The era french new wave was arguably one of the most important and influential eras in entire cinema history that permanently changed the way that films were made. It established its own identity away from the mainstream classic world of cinema and broke the rules of how films were traditionally made. This new ideology meant that filmmakers didn't need a huge production budget as the emphasis of these new wave films focussed on creativity rather than the strict rules of classic film.
The rapid development of digital technology has revolutionized the way the public consumes media worldwide eternally. This is no exception in film production and distribution. The rise in popularity amongst filmmakers with digital recording hardware such as the digital camera has meant that films can now be distributed easier and cost-effective than before. As opposed to the traditional means of transporting costly 35mm film reels to cinemas internationally. Most modern movies are now displayed on a digital video projector that reads data from an internal storage device and can now be distributed from filmmakers to cinemas in a number of ways including being sent via the internet or satellite links, or by shipping media hardware such as hard drives or USB sticks. It is now much cheaper and economically friendly for a feature film to release films digitally rather than making thousands of copies of a film on DVD or VHS.

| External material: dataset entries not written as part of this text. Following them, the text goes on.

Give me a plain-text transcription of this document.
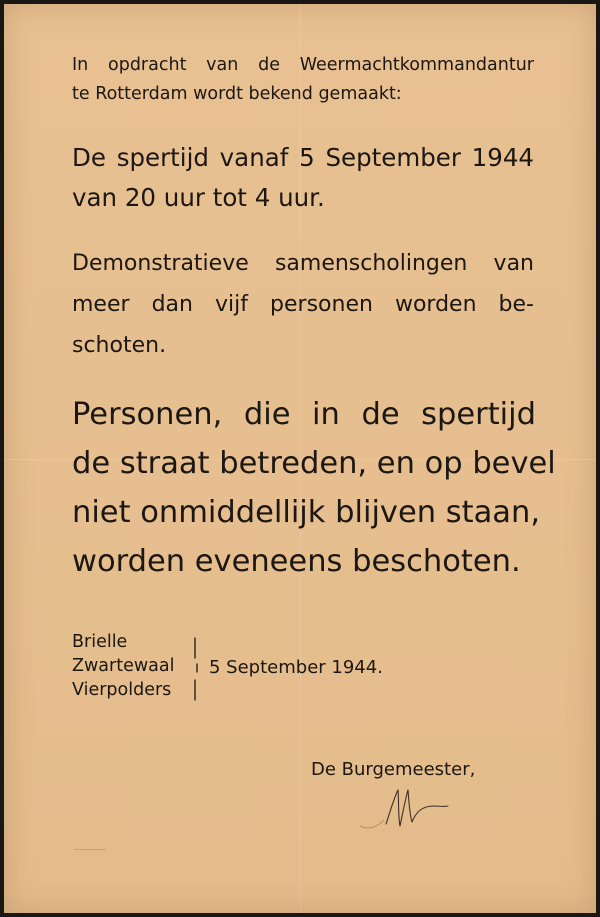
In opdracht van de Weermachtkommandantur
te Rotterdam wordt bekend gemaakt:
De spertijd vanaf 5 September 1944
van 20 uur tot 4 uur.
Demonstratieve samenscholingen van
meer dan vijf personen worden be-
schoten.
Personen, die in de spertijd
de straat betreden, en op bevel
niet onmiddellijk blijven staan,
worden eveneens beschoten.
Brielle
Zwartewaal
Vierpolders
5 September 1944.
De Burgemeester,
⎯⎯⎯⎯⎯⎯⎯⎯⎯⎯⎯⎯⎯⎯⎯⎯⎯⎯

Outside of cinemas, there has seen a massive rise in the popularity of movie streaming services with Netflix gaining a whopping 9.6 million new subscriptions in the first three months of 2019 (Kafka, 2019). The affordable aspect of these streaming distribution services makes it a popular choice for the average consumer with a Netflix membership ranging from £5.99 to £9.99 per month (Netflix.com, 2019). The internet is the technology that has made this distribution process possible with 90% of households in the UK having access to it (Statista, 2019). DVD and VHS rentals have been replaced with the convenience and comfort of not having to leave the house to enjoy a movie is also another huge reason for the public to turn to this relatively new media viewing experience. Unfortunately, this rise in popularity of streaming services has had a devastating effect on DVD rental stores like Blockbuster with the company going bust in 2013.